その場所は、僕が父さんとよく行った洞窟だった。
「どうしてここに……」
洞窟の最深部に二つの人影が見えた。
「ああ、母さん!」
一人は母さんで、もう一人は……。
「父さん……?」
あり得ない、父さんはもうこの世には……。
「叶多、来てくれたのか。待っていたよ」
「本当に父さんなの?」
「もちろんだ、さあ、おいで」
母さんは父さんの隣でぼーっと立っている。
「母さんは、大丈夫なの?」
「ああ。だから、ほら、早くおいで」
おかしい。母さんの様子も、父さんの口ぶりも。
「父さん、一体何を……」
「いいから早く来るんだ!」
いきなり怒鳴るなんて、父さんらしくない。
「やっと魔法が完成したんだ。これで家族一緒にいられる、永遠にな」
「そういうことだったのか、一般人がここまでやるとは」
後ろからの声に振り向くと、そこには師範がいた。
「お前は誰だ!」
「魔法で永遠の命を得ることは禁忌だ。魔法使い規定に基づいて対処させてもらう」
「師範……」
「母親を助けたいんだろ、こっちは任せて早く行ってやれ」
僕は大きく頷き、母さんの元へ駆けつける。
「母さん、母さん?」
揺さぶっても反応がない。目がうつろで、感情というものが欠如しているようだ。
「もう、手遅れなの……?」
僕の心の灯火が、小さくなっていくのを感じる。
僕がしっかりしていれば、僕が強ければ。
僕が、全部悪い。
だから母さんはこんなことに。
母さんがいなくなったら、僕はもう。
僕の生きている意味なんて……。
「余計なことを考えるな!」
師範の叫び声が僕の耳を貫いた。
「叶多、母親を炎で包むんだ」
おかしくなった父さんを魔法で抑えながら、僕に語りかける。
「でも、それじゃ母さんが……!」
「大丈夫。叶多、お前は優しい。きっと人を燃やすために魔法を使うようなやつじゃない」
師範の言っていることはずっとわからないけど、やるしかない。
「母さん、ごめん」
僕はそっと、母さんを炎で包んだ。
「あれ、燃えない……?」
その炎は人肌のような温かさで、数十秒後に自然と消えていった。
「かな、た?」
「母さん! 良かった……!」
僕は泣きながら母さんに抱きついた。
「どうしたの? 何があったの?」
「生きてて、良かった」
母さんは何も覚えていないようだった。辺りを見回すと、父さんと師範の姿はなかった。
あれから一週間、僕と母さんは平穏な日々を送っている。
父さんは依然見つからず、師範のぼろ小屋はもぬけの殻だった。ただ、小屋の扉に僕宛ての一通の手紙が貼り付けられていた。

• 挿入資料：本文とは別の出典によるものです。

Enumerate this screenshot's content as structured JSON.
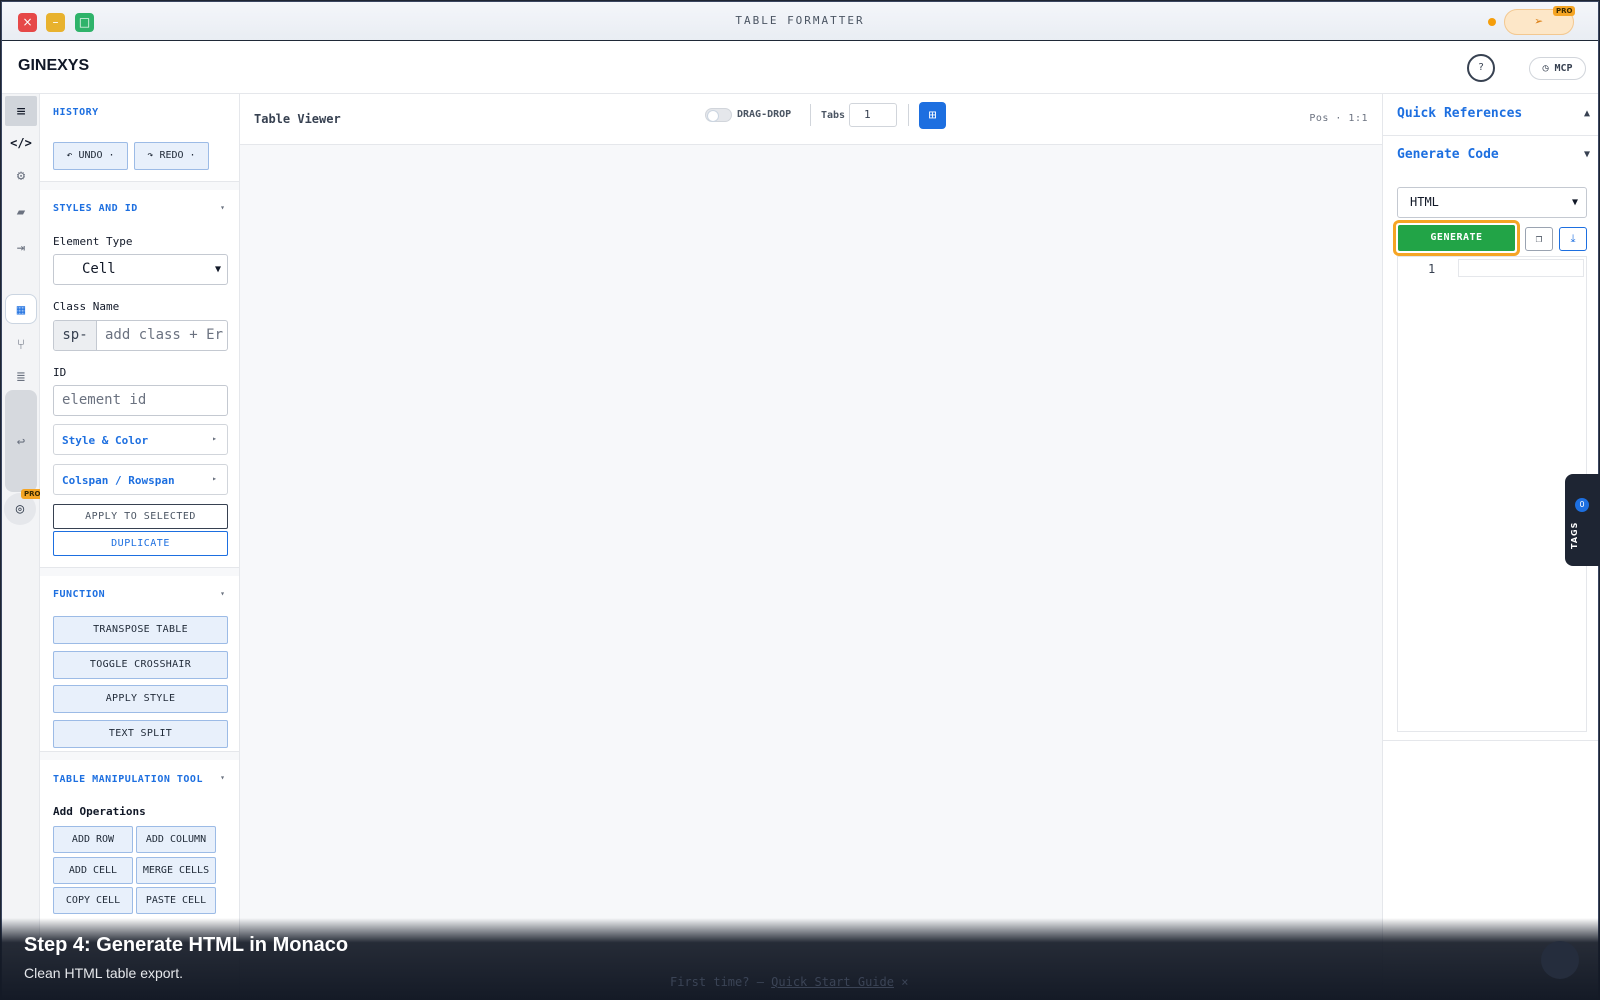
{
  "window": {
    "title": "TABLE FORMATTER",
    "pro_label": "PRO"
  },
  "header": {
    "logo": "GINEXYS",
    "help_label": "?",
    "mcp_label": "MCP"
  },
  "rail": {
    "menu_glyph": "≡",
    "code_glyph": "</>",
    "pro_label": "PRO"
  },
  "history": {
    "title": "HISTORY",
    "undo_label": "↶ UNDO ·",
    "redo_label": "↷ REDO ·"
  },
  "styles": {
    "title": "STYLES AND ID",
    "element_type_label": "Element Type",
    "element_type_value": "Cell",
    "class_name_label": "Class Name",
    "class_prefix": "sp-",
    "class_placeholder": "add class + Er",
    "id_label": "ID",
    "id_placeholder": "element id",
    "style_color_label": "Style & Color",
    "colspan_label": "Colspan / Rowspan",
    "apply_label": "APPLY TO SELECTED",
    "duplicate_label": "DUPLICATE"
  },
  "function": {
    "title": "FUNCTION",
    "buttons": [
      "TRANSPOSE TABLE",
      "TOGGLE CROSSHAIR",
      "APPLY STYLE",
      "TEXT SPLIT"
    ]
  },
  "table_tool": {
    "title": "TABLE MANIPULATION TOOL",
    "add_ops_label": "Add Operations",
    "ops": [
      "ADD ROW",
      "ADD COLUMN",
      "ADD CELL",
      "MERGE CELLS",
      "COPY CELL",
      "PASTE CELL"
    ]
  },
  "viewer": {
    "title": "Table Viewer",
    "drag_drop_label": "DRAG-DROP",
    "drag_drop_on": false,
    "tabs_label": "Tabs",
    "tabs_value": "1",
    "pos_label": "Pos · 1:1"
  },
  "right": {
    "quick_refs_label": "Quick References",
    "quick_refs_arrow": "▲",
    "generate_code_label": "Generate Code",
    "generate_code_arrow": "▼",
    "language_value": "HTML",
    "generate_label": "GENERATE",
    "line_number": "1"
  },
  "tags": {
    "count": "0",
    "label": "TAGS"
  },
  "overlay": {
    "title": "Step 4: Generate HTML in Monaco",
    "subtitle": "Clean HTML table export.",
    "hint_prefix": "First time? — ",
    "hint_link": "Quick Start Guide",
    "hint_close": "×"
  },
  "colors": {
    "accent": "#1d6fe0",
    "generate": "#22a447",
    "highlight": "#f5a524"
  }
}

「叶多、無事に母親を助けられて良かったな。最後に、父親の記録を残しておく。一応、大事な家族だろうからな。見たくなければ捨ててくれ」
封筒の中にメモが何枚か入っていた。それは、父さんの日記の一部だった。
私は魔法の存在を知った時から、その研究に没頭した。
そして、ついに永遠の命を手に入れられる魔法を習得した。
これで研究を続けられる、家族とも一緒に。
だが妻は、受け入れてくれなかった。
仕方ないが、強行手段だ。
叶多は頭がいいから、うまくここに誘導しよう。
「父さん……」
メモを全て読み終わった後、師範の手紙には続きがあることに気がついた。
「人の心がある限り、魔法は生き続ける。そのことを忘れるなよ。また会う日まで、元気でな」
師範は結局、大事なことは何も言ってくれなかったな。
あれから魔法は使っていない。使う気もない。ただもう一度、師範に会えたなら……。
「よう、叶多。久しぶりだな」
魔法使いを目指してみようと思う。